“Sometimes the most powerful person in the room is filled with senseless doubt.” -Lisa M. Marino
Normally I don’t comment on the lunacy of the Full Moon, but this Blue Moon? Good Lord, it’s brought out the crazy!
There are very few people in the past two weeks who have not lost their mind and said something ridiculous beyond words to me, outright started a fight, or got uppity with me. It’s quite interesting how obsessed, self-absorbed, and repressed some people are. It’s even more interesting to me when anyone comes at me with newborn kitten claws and expects me not to have fangs. Cat and kitten are smarter than 99% of the people I know. That’s not my opinion, it’s a proven fact based on the behavioral patterns of the past two weeks.
I live by some very simple rules when it pertains to certain things.
#1- I do not apologize unless I am 100% in the wrong and truly sorry about it. I’m not going to apologize because someone misunderstood me when I was clear and concise and feels “hurt”. Take the whining somewhere else; compassion is not my strong suit. You cannot guilt me into an apology when I did nothing wrong. Victimizing yourself only irritates me.
#2- If you attack me like a child, I will sleep on it. I can be vicious and it is not beneath me to hit back hard, but some people simply aren’t worth the effort.
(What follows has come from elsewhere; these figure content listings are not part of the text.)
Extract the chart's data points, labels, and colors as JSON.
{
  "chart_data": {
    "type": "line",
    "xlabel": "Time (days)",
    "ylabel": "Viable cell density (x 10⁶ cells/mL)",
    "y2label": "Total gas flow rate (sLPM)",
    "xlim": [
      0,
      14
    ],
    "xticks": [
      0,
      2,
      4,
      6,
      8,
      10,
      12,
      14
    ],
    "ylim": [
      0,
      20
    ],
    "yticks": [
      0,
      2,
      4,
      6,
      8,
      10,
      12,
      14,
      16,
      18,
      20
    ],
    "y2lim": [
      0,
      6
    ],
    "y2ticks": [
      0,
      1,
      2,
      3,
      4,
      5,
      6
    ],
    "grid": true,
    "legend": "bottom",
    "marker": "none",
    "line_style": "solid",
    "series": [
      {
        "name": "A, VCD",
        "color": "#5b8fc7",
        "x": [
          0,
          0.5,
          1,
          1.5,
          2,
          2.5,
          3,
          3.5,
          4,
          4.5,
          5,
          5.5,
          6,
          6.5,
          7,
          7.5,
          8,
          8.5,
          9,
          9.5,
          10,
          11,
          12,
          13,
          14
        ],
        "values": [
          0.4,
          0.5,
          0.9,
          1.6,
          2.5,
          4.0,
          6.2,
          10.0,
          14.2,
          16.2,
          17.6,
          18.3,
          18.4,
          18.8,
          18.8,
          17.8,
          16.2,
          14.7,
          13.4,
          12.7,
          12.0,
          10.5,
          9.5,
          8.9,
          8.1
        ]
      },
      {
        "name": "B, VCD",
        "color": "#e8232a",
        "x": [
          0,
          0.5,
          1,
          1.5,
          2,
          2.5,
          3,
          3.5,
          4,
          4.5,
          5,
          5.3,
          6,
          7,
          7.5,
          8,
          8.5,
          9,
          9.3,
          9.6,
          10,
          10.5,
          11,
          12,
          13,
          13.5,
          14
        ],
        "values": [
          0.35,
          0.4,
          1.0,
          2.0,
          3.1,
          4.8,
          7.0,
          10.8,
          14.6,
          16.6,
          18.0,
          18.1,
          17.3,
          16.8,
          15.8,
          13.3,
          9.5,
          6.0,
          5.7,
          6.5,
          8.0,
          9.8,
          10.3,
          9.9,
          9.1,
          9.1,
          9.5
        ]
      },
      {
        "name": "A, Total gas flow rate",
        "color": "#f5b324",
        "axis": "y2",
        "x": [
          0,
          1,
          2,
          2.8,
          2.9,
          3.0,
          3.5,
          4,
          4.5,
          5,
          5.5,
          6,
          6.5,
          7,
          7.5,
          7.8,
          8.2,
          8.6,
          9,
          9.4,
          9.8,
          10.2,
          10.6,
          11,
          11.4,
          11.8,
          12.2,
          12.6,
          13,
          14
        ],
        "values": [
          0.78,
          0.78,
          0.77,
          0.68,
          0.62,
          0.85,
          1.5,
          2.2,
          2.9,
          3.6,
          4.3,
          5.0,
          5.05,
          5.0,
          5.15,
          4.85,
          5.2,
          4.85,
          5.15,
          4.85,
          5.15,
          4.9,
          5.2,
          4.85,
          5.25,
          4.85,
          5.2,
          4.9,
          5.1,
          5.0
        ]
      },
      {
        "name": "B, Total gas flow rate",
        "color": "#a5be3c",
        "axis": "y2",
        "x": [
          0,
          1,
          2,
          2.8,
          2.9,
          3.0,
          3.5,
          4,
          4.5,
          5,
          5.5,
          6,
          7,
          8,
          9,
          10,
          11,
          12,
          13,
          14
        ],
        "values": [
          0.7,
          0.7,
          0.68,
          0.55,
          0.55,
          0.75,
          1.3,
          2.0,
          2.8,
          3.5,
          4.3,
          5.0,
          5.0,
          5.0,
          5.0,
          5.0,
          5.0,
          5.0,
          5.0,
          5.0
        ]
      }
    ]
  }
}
#3- Temper your words. It’s not always necessary to come out guns blazing. If someone brings a knife to a metaphorical gun fight though, all bets are off.
I, myself, have had a rough week. One bad day became three migraines and a horrible Fibro flare that sent me into a tailspin. And now? The remnants of Migraine #10. That is 10 full-blown migraines in five days. Chronic Migraine is classified as 15 or more headache days per month. I’ve had five days of multiple migraines, because apparently one isn’t enough.
Chronic Migraine is considered “chronic” if you experience 8 migraines in one month, but have 15 headache days that make it unbearable to function. What the hell does a person have to do to get some relief? Being told I “don’t actually have migraines” when I’ve had them since 1997 is an immense slap in the face. Perhaps one might like to explain the ice picks in my head and all the other lovely side effects of a migraine that have gotten worsen as I’ve gotten older. Clean MRI’s means it’s not my imagination, that it is indeed migraines.
I thought my very first migraine was the absolute worst. It went on for a week, it was probably the most horrific thing I had physically experienced up to that point, and that doesn’t even include the injuries I acquired in sports, so by my calculations, that means it was off-the-charts BAD.
I would never take migraine medication if I was merely experiencing the occasional headache. There is an immense difference between migraines, tension headaches, sinus headaches, and regular headaches. None of these things are “normal”, but I would never denounce someone else’s pain and dismiss it. When people tell others that “pain is weakness leaving the body” or other such anecdotes, I would like them to experience the suffering many of us experience daily for a few hours. They would come away singing a whole other tune, that much I’m sure of. No one who suffers from any form of chronic pain needs to be told there’s nothing wrong with them or that it’s “all in their head”. It’s disrespectful.
I hope everyone is having a healthy, positive, pain-free weekend. I’m simply taking things hourly. I can’t function on a grander scale at the moment.